Définition
Partant du principe que les pays en cours de développement vont augmenter leurs émissions de GES, un facteur 4 appliqué à tous les pays industrialisés pourrait permettre de réduire par 2 le niveau des émissions mondiales entre 1990 et 2050 selon le GIEC.
Histoire
L’expression « facteur 4 » a été énoncée pour la première fois dans les années 1990 au sein du club de Rome, un think tank traitant entre autres des problématiques de développement durable.
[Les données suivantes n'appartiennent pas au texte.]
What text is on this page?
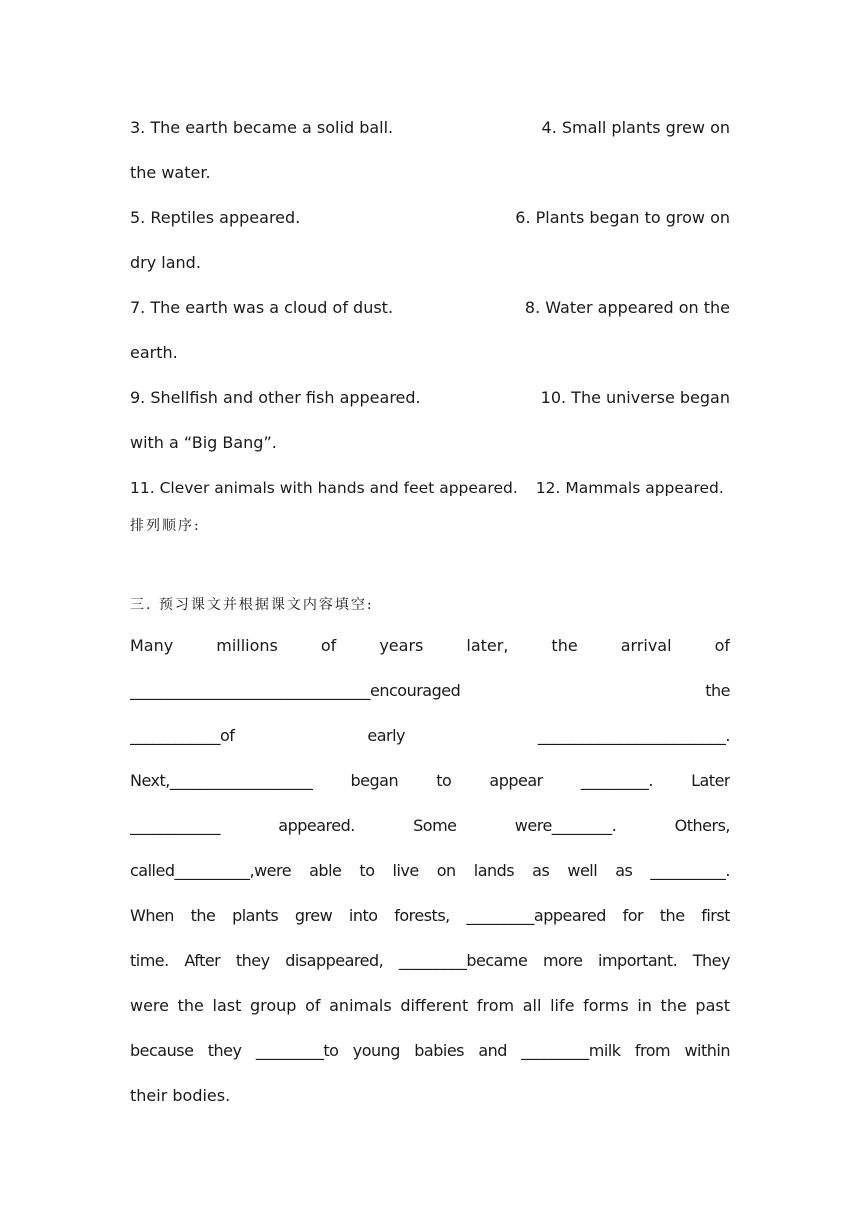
3. The earth became a solid ball.	4. Small plants grew on
the water.
5. Reptiles appeared.	6. Plants began to grow on
dry land.
7. The earth was a cloud of dust.	8. Water appeared on the
earth.
9. Shellfish and other fish appeared.	10. The universe began
with a “Big Bang”.
11. Clever animals with hands and feet appeared. 12. Mammals appeared.
排列顺序:
三. 预习课文并根据课文内容填空:
Many millions of years later, the arrival of
________________________________encouraged the
____________of early _________________________.
Next,___________________ began to appear _________. Later
____________ appeared. Some were________. Others,
called__________,were able to live on lands as well as __________.
When the plants grew into forests, _________appeared for the first
time. After they disappeared, _________became more important. They
were the last group of animals different from all life forms in the past
because they _________to young babies and _________milk from within
their bodies.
Elle avait alors un sens différent de celui actuellement retenu : « multiplier par 4 le nombre de richesses à partir d’une unité de ressources naturelles ».
Notons qu’il existe encore d’importantes disparités d’un pays à l’autre en matière d’émissions de GES par habitant. Par exemple, un Français émet(4) annuellement près de 5,1 tonnes de CO2 (donnée de l'AIE pour les seules émissions liées à la combustion d'énergie), un Allemand 9,2 t et un Américain 16,1 t.
Objectifs en France
En France, la notion de facteur 4 est officiellement employée depuis 2002 dans le cadre des discussions sur la lutte contre le changement climatique. Cet objectif de division par 4 des émissions est inscrit dans la loi(2). Concrètement, il implique de limiter à l’horizon 2050 les émissions de GES en France à un niveau de 140 millions de tonnes équivalent carbone par an (contre 562 Mt CO2éq en 1990). Notons qu’outre l’industrie et les transports, l’agriculture émet plus de 21% des émissions nationales de GES en 2012, ces dernières étant difficilement compressibles(3).
Sources / Notes
- Rapport du CGEDD, avril 2013
- Extrait du rapport du club de Rome, « Factor Four : Doubling Wealth, Halving Resource Use »
- Par rapport aux niveaux préindustriels (avant 1750).
- Loi POPE du 13 juillet 2015 et travaux du Grenelle. Cet objectif est notamment rappelé à l’article 68 de la loi du 12 juillet 2010 « portant engagement national pour l’environnement »
- L’industrie et les transports sont les principaux secteurs émetteurs de GES.
- Données de 2012 du Key World Energy Statistics 2014, AIE.